16. A method for providing a pressurized flow of breathable gas to a subject during a sleep disordered breathing treatment via a continuous positive airway pressure CPAP device, the method comprising: delivering the pressurized flow of breathable gas, via a blower and a patient circuit, to a patient interface device to be worn by the subject during the sleep disordered breathing treatment;detecting, via a nasal congestion detection module, a nasal congestion condition of the subject based upon a combination of input parameters determined a predetermined time before delivery or during delivery of the pressurized flow of breathable gas; andadapting, via a device settings adaptation module, at least one CPAP device setting based on the detection of the condition indicative of nasal congestion, wherein the adaptation of the at least one CPAP device setting contributes to reducing or alleviating nasal congestion during the sleep disordered breathing treatment;wherein detecting, via the nasal congestion detection module, comprises at least detecting, via a voice analysis module, the nasal congestion condition from a first input parameter based on an analysis of a voice signal of the subject, wherein the voice signal is captured via a microphone coupled to the CPAP device.

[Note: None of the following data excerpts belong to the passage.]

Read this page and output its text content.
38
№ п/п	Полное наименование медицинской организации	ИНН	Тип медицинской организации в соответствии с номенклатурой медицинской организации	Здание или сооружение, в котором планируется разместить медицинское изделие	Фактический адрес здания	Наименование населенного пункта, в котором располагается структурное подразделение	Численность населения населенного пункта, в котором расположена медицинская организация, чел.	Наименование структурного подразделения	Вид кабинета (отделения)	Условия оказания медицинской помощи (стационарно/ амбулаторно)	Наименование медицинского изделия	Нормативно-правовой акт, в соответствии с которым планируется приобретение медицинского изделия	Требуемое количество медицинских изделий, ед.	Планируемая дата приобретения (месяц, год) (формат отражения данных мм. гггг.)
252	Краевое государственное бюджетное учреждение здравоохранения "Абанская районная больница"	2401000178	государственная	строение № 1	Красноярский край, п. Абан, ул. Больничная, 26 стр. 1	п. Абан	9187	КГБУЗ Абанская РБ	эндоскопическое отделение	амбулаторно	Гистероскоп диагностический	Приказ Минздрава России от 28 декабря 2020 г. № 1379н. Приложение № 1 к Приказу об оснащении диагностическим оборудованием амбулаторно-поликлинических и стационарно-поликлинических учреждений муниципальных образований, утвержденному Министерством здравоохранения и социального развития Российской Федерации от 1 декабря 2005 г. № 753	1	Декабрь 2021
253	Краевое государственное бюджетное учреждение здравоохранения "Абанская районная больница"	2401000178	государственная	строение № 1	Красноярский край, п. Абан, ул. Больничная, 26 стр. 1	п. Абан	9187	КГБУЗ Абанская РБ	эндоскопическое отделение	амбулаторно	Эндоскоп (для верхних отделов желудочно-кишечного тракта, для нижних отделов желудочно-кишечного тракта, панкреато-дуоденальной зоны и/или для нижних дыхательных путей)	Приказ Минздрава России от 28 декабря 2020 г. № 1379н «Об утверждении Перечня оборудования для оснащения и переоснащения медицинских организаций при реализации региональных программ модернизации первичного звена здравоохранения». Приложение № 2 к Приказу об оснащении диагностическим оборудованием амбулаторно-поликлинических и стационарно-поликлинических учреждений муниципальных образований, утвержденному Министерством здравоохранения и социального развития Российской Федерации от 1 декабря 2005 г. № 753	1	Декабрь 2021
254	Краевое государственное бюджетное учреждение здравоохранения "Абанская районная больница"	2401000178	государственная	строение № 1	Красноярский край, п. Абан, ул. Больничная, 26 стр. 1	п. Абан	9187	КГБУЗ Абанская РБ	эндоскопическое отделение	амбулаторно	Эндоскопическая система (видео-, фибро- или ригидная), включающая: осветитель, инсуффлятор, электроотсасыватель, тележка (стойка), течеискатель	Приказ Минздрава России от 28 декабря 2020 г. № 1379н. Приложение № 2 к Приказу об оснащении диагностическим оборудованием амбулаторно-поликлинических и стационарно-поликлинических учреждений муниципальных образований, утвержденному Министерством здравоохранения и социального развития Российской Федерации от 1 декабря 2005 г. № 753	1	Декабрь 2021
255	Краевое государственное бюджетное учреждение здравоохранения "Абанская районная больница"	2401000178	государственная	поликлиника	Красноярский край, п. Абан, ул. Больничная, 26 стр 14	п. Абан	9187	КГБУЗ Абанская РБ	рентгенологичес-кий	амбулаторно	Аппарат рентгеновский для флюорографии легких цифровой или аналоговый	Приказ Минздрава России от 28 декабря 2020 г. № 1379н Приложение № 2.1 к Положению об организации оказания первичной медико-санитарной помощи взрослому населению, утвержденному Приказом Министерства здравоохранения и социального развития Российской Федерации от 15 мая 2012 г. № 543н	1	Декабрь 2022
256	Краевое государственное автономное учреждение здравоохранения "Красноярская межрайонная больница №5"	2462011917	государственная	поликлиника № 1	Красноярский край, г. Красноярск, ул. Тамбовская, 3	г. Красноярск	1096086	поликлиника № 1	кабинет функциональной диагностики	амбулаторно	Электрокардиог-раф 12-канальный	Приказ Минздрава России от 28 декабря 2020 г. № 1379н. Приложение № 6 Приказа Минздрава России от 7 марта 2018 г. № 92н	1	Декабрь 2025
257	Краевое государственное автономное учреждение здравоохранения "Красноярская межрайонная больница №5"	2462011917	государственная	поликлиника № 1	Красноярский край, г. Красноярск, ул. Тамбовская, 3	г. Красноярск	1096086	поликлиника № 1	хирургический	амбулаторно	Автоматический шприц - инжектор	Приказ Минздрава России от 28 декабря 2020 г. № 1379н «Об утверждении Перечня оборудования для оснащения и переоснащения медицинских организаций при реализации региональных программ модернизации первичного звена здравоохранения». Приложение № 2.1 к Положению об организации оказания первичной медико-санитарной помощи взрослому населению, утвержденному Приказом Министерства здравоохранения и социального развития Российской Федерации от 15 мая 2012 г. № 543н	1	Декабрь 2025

17. The method of claim 16, wherein detecting, via the nasal congestion detection module, comprises at least one selected from the group consisting of: detecting, via a mouth breathing detection module, the nasal congestion condition from a second input parameter based on an analysis of a measured air flow signal, wherein an unexpected mouth breathing condition determined via the analysis of the measured air flow signal is indicative of the nasal congestion, and detecting, via a CPAP usage tracking module, the nasal congestion condition from a third input parameter based on a reduced CPAP usage greater than a predetermined CPAP usage over a threshold period of time, wherein the reduced CPAP usage is based on at least one of (a) a measurement of patient interface device wear time ON and wear time OFF and (b) a measurement of sleep disordered breathing treatment continuous use time and discontinuous use time.

18. The method of claim 16, further comprising dispensing, via a decongestant agent dispenser, a predetermined quantity of at least one nose decongestant agent selected from a predetermined group of nose decongestant agents, wherein the at least one CPAP device setting comprises at least a decongestant agent dispenser setting, wherein the decongestant agent dispenser setting is normally set to OFF to not dispense the predetermined quantity of the at least one nose decongestant agent into the pressurized flow of breathable gas via the decongestant agent dispenser in an absence of the detection of the condition indicative of nasal congestion, and set to ON to dispense the predetermined quantity of the at least one nose decongestant agent into the pressurized flow of breathable gas via the decongestant agent dispenser only in response to the detection of the condition indicative of nasal congestion.

19. The method of claim 16, further comprising humidifying, via a humidifier, the pressurized flow of breathable gas, wherein the at least one CPAP device setting comprises at least a humidifier setting, wherein the humidifier setting is normally set to OFF to not moisten the pressurized flow of breathable gas via the humidifier in an absence of the detection of the condition indicative of nasal congestion, and set to ON to moisten the pressurized flow of breathable gas via the humidifier only in response to the detection of the condition indicative of nasal congestion.

20. The method of claim 16, further comprising tilting, via a head position adapter, a subject's head towards a more vertical position from a more horizontal position, wherein the head position adapter comprises one or more of an inflatable head pillow adapted to inflate/deflate between the more horizontal position and the more vertical position and a tiltable mattress adapted to tilt between the more horizontal position and the more vertical position, and wherein the at least one CPAP device setting comprises a head position adapter setting.